Yeah I had people visiting and, and that, and people are quite understanding they don't, well, they don't, no-one's ever been, they just ask a few questions and then they just like oh well I'm, poorly [laughs] but they'll, you know, that I've got support and that it's not, it's just, I don't think they sort of just treat it as that I'm ill and, and, you know, and try and cheer me up [laughs]. But generally they're quite supportive, they're not…
Were there people that you chose not to tell that you had RA, that you had been diagnosed?

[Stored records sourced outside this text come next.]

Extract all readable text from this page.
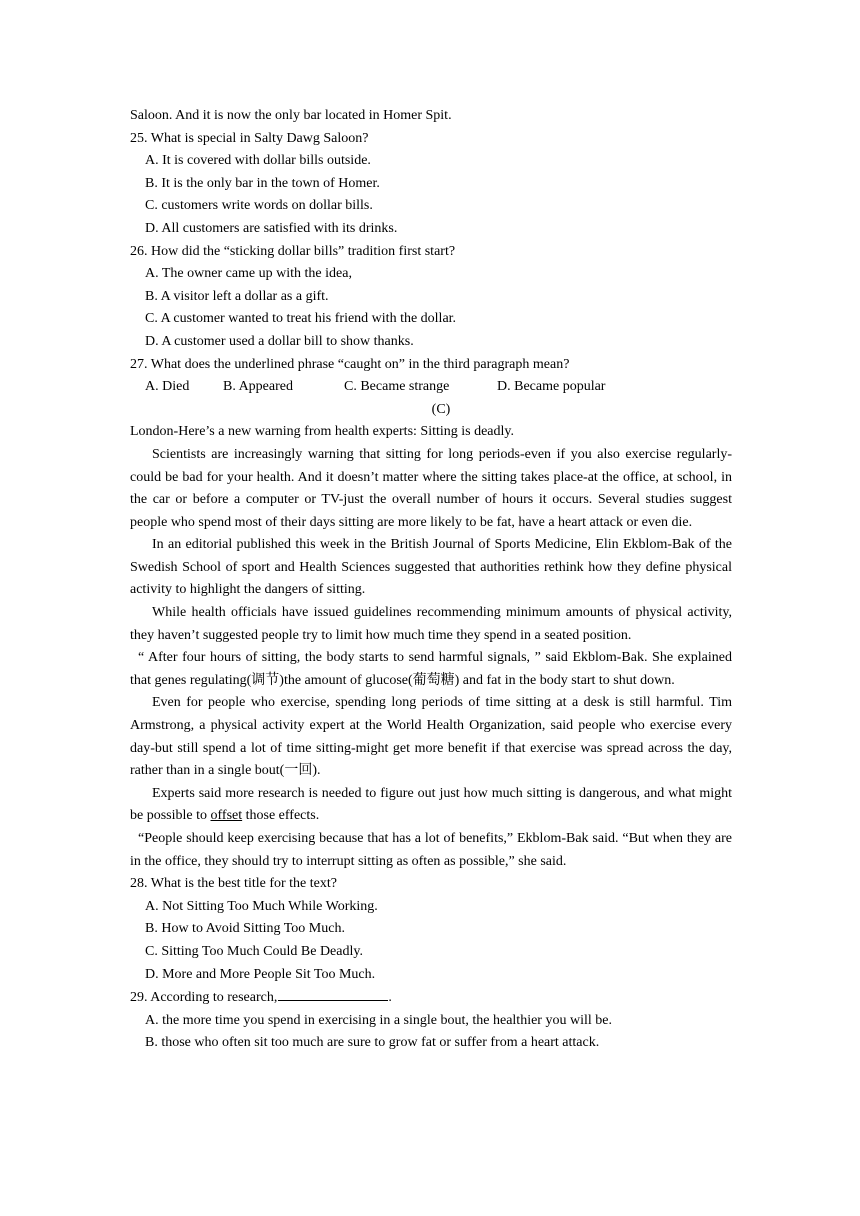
Saloon. And it is now the only bar located in Homer Spit.
25. What is special in Salty Dawg Saloon?
A. It is covered with dollar bills outside.
B. It is the only bar in the town of Homer.
C. customers write words on dollar bills.
D. All customers are satisfied with its drinks.
26. How did the “sticking dollar bills” tradition first start?
A. The owner came up with the idea,
B. A visitor left a dollar as a gift.
C. A customer wanted to treat his friend with the dollar.
D. A customer used a dollar bill to show thanks.
27. What does the underlined phrase “caught on” in the third paragraph mean?
A. Died B. Appeared	C. Became strange	D. Became popular
(C)
London-Here’s a new warning from health experts: Sitting is deadly.

Scientists are increasingly warning that sitting for long periods-even if you also exercise regularly-could be bad for your health. And it doesn’t matter where the sitting takes place-at the office, at school, in the car or before a computer or TV-just the overall number of hours it occurs. Several studies suggest people who spend most of their days sitting are more likely to be fat, have a heart attack or even die.

In an editorial published this week in the British Journal of Sports Medicine, Elin Ekblom-Bak of the Swedish School of sport and Health Sciences suggested that authorities rethink how they define physical activity to highlight the dangers of sitting.

While health officials have issued guidelines recommending minimum amounts of physical activity, they haven’t suggested people try to limit how much time they spend in a seated position.

“ After four hours of sitting, the body starts to send harmful signals, ” said Ekblom-Bak. She explained that genes regulating(调节)the amount of glucose(葡萄糖) and fat in the body start to shut down.

Even for people who exercise, spending long periods of time sitting at a desk is still harmful. Tim Armstrong, a physical activity expert at the World Health Organization, said people who exercise every day-but still spend a lot of time sitting-might get more benefit if that exercise was spread across the day, rather than in a single bout(一回).

Experts said more research is needed to figure out just how much sitting is dangerous, and what might be possible to offset those effects.

“People should keep exercising because that has a lot of benefits,” Ekblom-Bak said. “But when they are in the office, they should try to interrupt sitting as often as possible,” she said.

28. What is the best title for the text?
A. Not Sitting Too Much While Working.
B. How to Avoid Sitting Too Much.
C. Sitting Too Much Could Be Deadly.
D. More and More People Sit Too Much.
29. According to research,	.
A. the more time you spend in exercising in a single bout, the healthier you will be.
B. those who often sit too much are sure to grow fat or suffer from a heart attack.
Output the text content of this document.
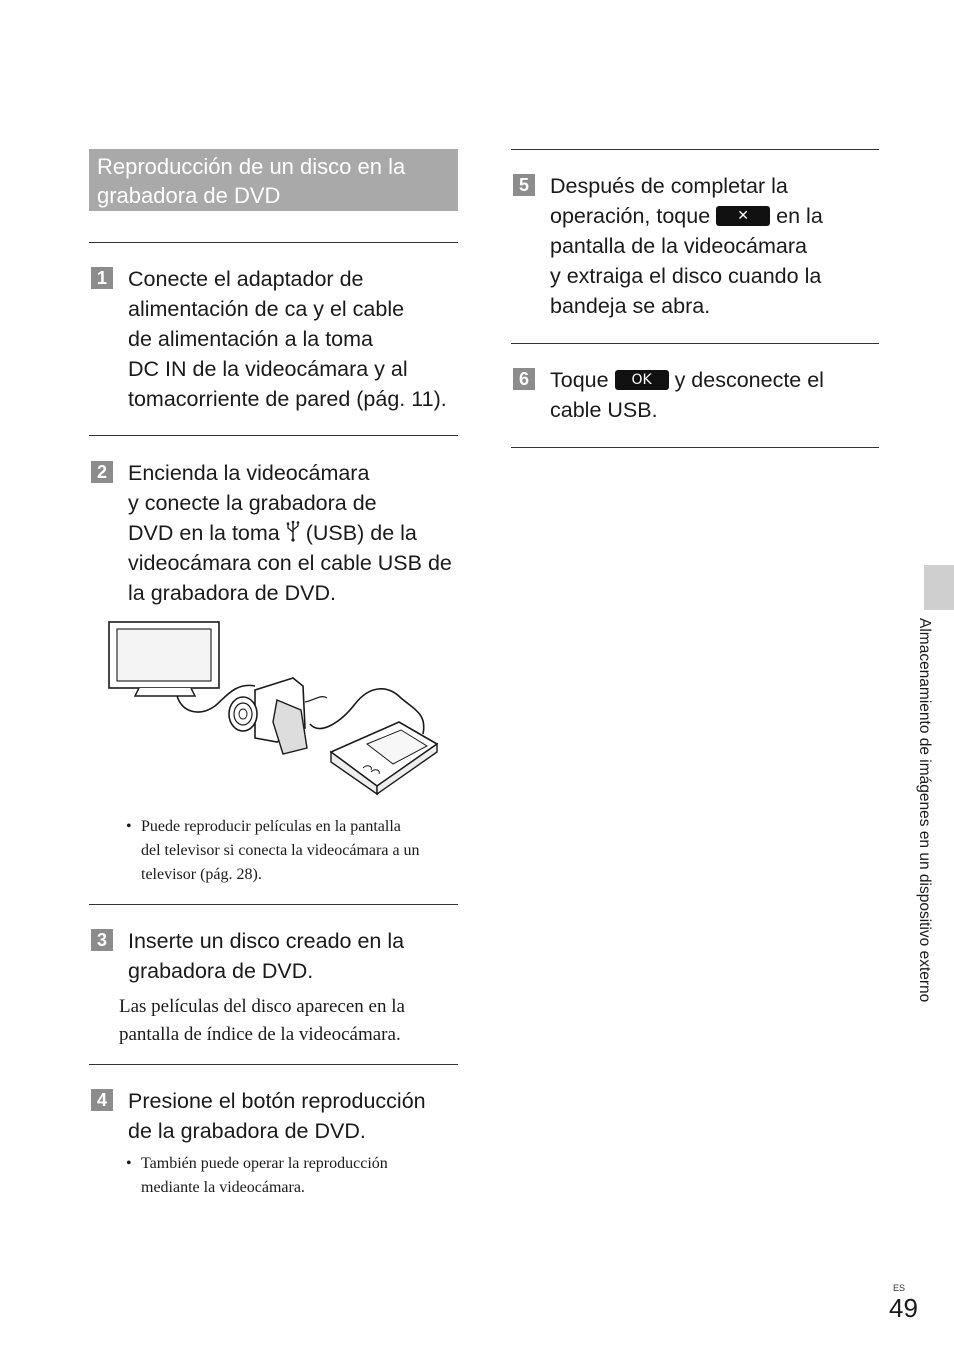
Reproducción de un disco en la
grabadora de DVD
1 Conecte el adaptador de
alimentación de ca y el cable
de alimentación a la toma
DC IN de la videocámara y al
tomacorriente de pared (pág. 11).
2 Encienda la videocámara
y conecte la grabadora de
DVD en la toma (USB) de la
videocámara con el cable USB de
la grabadora de DVD.
• Puede reproducir películas en la pantalla
del televisor si conecta la videocámara a un
televisor (pág. 28).
3 Inserte un disco creado en la
grabadora de DVD.
Las películas del disco aparecen en la
pantalla de índice de la videocámara.
4 Presione el botón reproducción
de la grabadora de DVD.
• También puede operar la reproducción
mediante la videocámara.
5 Después de completar la
operación, toque ✕ en la
pantalla de la videocámara
y extraiga el disco cuando la
bandeja se abra.
6 Toque OK y desconecte el
cable USB.
Almacenamiento de imágenes en un dispositivo externo
ES
49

Yeah I tell, I'd not, I wouldn't tell just anybody you, I do, I tell sort of people at work and I tell, I wouldn't tell [sighs] I tell close friends but I wouldn't tell necessarily friends that weren't close.
Why?
Well it's just that, it's, it's not something you tell people I don't think because then, you know, they, they at the end of the day I don't want people sort of asking questions and then you just go through the whole thing and then they're like, and the, the first reaction people, give you, “Oh that's for old people.” And, you know, and being so young that's the, the first thing people say and they say, “Oh you're too young to get, you can't possibly have it you're too young.” And then, then they don't realise how ill you can get and, because, at the moment I look quite healthy and, but I wasn't so healthy when it was really bad so, they don't, they don't realise actually how ill you are and I'd rather not go into that anyway [laughs] 'cause it's you just don't do you?